Oczywiscie nie pracuje dla Mieszka, 20000 zaleglosci to wcale nie duzo, tylko nie wiem czy to dobrze swiadczy o firmie, ze pozwala sobie na takie postepowanie wobec swoich dostawcow.... moze to byc dwojako odbierane, tak jak powiedzialem: ma krotkotrwale i nic nie znaczace problemy finansowe, ktore jak wszystko wroci do normy zostana zapomniane i woli nie placic malym dostawcom, a byc OK w stosunku do wiekszych, albo tez problemy sa na tyle powazne, ze nie stac ich nawet na uregulowanie dlugow rzedu 20000 zl.
Mam to w nosie czy Mieszko wzrosnie 1000000% czy tez upadnie, bo nie jest w moim interesie inwestowac w ta firme, a ich slodyczy i tak nie lubie.

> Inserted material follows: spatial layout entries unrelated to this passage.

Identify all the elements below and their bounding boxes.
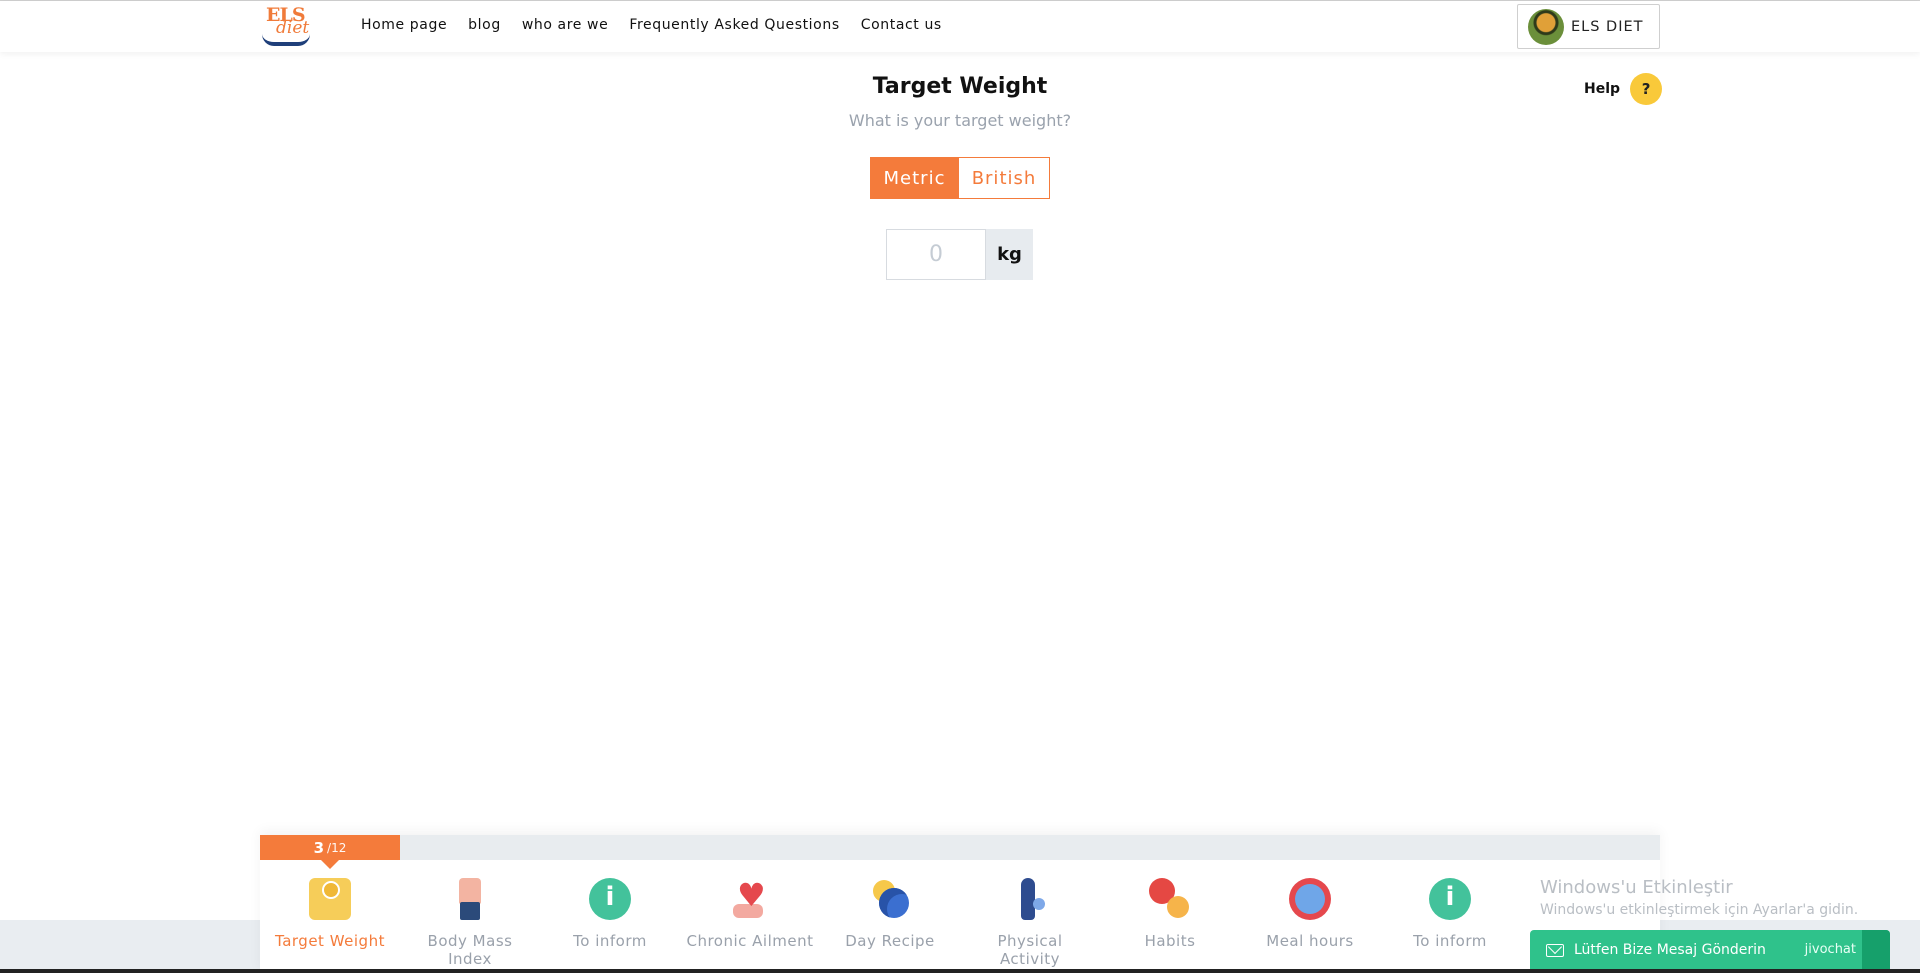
navbar: ELS diet Home page blog who are we Frequ… (0, 1, 1920, 52)
step-list: Target Weight Body Mass Index To inform … (260, 876, 1660, 968)
progress-current: 3 (313, 838, 325, 857)
help-label: Help (1584, 81, 1621, 97)
scale-icon (309, 878, 351, 920)
habits-icon (1149, 878, 1191, 920)
clock-icon (1289, 878, 1331, 920)
progress-indicator: 3 12 (260, 835, 400, 860)
info-icon (1429, 878, 1471, 920)
step-label: Meal hours (1266, 932, 1354, 950)
step-label: Target Weight (275, 932, 385, 950)
steps-panel: 3 12 Target Weight Body Mass Index To in… (260, 835, 1660, 973)
step-meal-hours[interactable]: Meal hours (1240, 878, 1380, 968)
sun-moon-icon (869, 878, 911, 920)
help-button[interactable]: Help ? (1584, 73, 1663, 105)
progress-track: 3 12 (260, 835, 1660, 860)
step-label: Day Recipe (845, 932, 935, 950)
info-icon (589, 878, 631, 920)
watermark-subtitle: Windows'u etkinleştirmek için Ayarlar'a … (1540, 902, 1859, 918)
user-name: ELS DIET (1571, 18, 1644, 35)
progress-total: 12 (327, 841, 346, 855)
fitness-icon (1009, 878, 1051, 920)
page-subtitle: What is your target weight? (848, 111, 1072, 130)
step-habits[interactable]: Habits (1100, 878, 1240, 968)
unit-toggle: Metric British (870, 157, 1050, 199)
step-label: To inform (573, 932, 647, 950)
envelope-icon (1546, 943, 1564, 957)
step-label: Habits (1144, 932, 1196, 950)
step-label: To inform (1413, 932, 1487, 950)
heart-hand-icon (729, 876, 771, 920)
page-title: Target Weight (872, 74, 1048, 99)
target-weight-input[interactable] (886, 229, 986, 280)
chat-label: Lütfen Bize Mesaj Gönderin (1574, 942, 1766, 958)
step-physical-activity[interactable]: Physical Activity (960, 878, 1100, 968)
nav-blog[interactable]: blog (468, 17, 501, 33)
step-target-weight[interactable]: Target Weight (260, 878, 400, 968)
help-question-icon: ? (1630, 73, 1663, 105)
bottom-edge (0, 969, 1920, 973)
step-day-recipe[interactable]: Day Recipe (820, 878, 960, 968)
step-to-inform-2[interactable]: To inform (1380, 878, 1520, 968)
step-chronic-ailment[interactable]: Chronic Ailment (680, 876, 820, 968)
step-label: Body Mass Index (427, 932, 513, 968)
step-body-mass-index[interactable]: Body Mass Index (400, 878, 540, 968)
chat-corner (1862, 930, 1890, 970)
progress-pointer-icon (321, 860, 339, 869)
step-to-inform[interactable]: To inform (540, 878, 680, 968)
nav-faq[interactable]: Frequently Asked Questions (629, 17, 839, 33)
body-icon (449, 878, 491, 920)
step-label: Physical Activity (997, 932, 1063, 968)
nav-about[interactable]: who are we (522, 17, 609, 33)
step-label: Chronic Ailment (686, 932, 814, 950)
nav-home[interactable]: Home page (361, 17, 447, 33)
live-chat-button[interactable]: Lütfen Bize Mesaj Gönderin jivochat (1530, 930, 1890, 970)
unit-metric-button[interactable]: Metric (870, 157, 959, 199)
nav-contact[interactable]: Contact us (861, 17, 942, 33)
logo-bowl-icon (262, 34, 310, 46)
unit-british-button[interactable]: British (959, 157, 1050, 199)
windows-activation-watermark: Windows'u Etkinleştir Windows'u etkinleş… (1540, 877, 1858, 918)
user-account-button[interactable]: ELS DIET (1517, 4, 1660, 49)
watermark-title: Windows'u Etkinleştir (1540, 877, 1733, 898)
avatar (1528, 8, 1564, 45)
chat-brand: jivochat (1804, 942, 1856, 957)
weight-unit-label: kg (986, 229, 1033, 280)
site-logo[interactable]: ELS diet (258, 4, 314, 48)
main-nav: Home page blog who are we Frequently Ask… (361, 17, 963, 33)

Dnia 2008-10-09 o godz. 12:12 rbek napisał(a):
> ironia - sposób wypowiadania się, oparty na zamierzonej
> niezgodności, najczęściej przeciwieństwie, dwóch poziomów
> wypowiedzi: dosłownego i ukrytego, np. w zdaniu Jaka piękna
> pogoda wypowiedzianym w trakcie ulewy.
Oczywiscie nie
> pracuje dla Mieszka, 20000 zaleglosci to wcale nie duzo,
> tylko nie wiem czy to dobrze swiadczy o firmie, ze pozwala
> sobie na takie postepowanie wobec swoich dostawcow.... moze
> to byc dwojako odbierane, tak jak powiedzialem: ma
> krotkotrwale i nic nie znaczace problemy finansowe, ktore
> jak wszystko wroci do normy zostana zapomniane i woli nie
> placic malym dostawcom, a byc OK w stosunku do wiekszych,
> albo tez problemy sa na tyle powazne, ze nie stac ich nawet
> na uregulowanie dlugow rzedu 20000 zl.
Mam to w nosie czy
> Mieszko wzrosnie 1000000% czy tez upadnie, bo nie jest w
> moim interesie inwestowac w ta firme, a ich slodyczy i tak
> nie lubie.
male niedopowiedzenie.... poprzednia moja wiadomosc miala za zadanie uzmyslowic Tobie, ze ja rowniez moge podac niemozliwe do sprawdzenia informacje, odnosnie swoich powiazan z firma X... wcale ich nie majac, tak samo mozna ufac mnie jak i Tobie.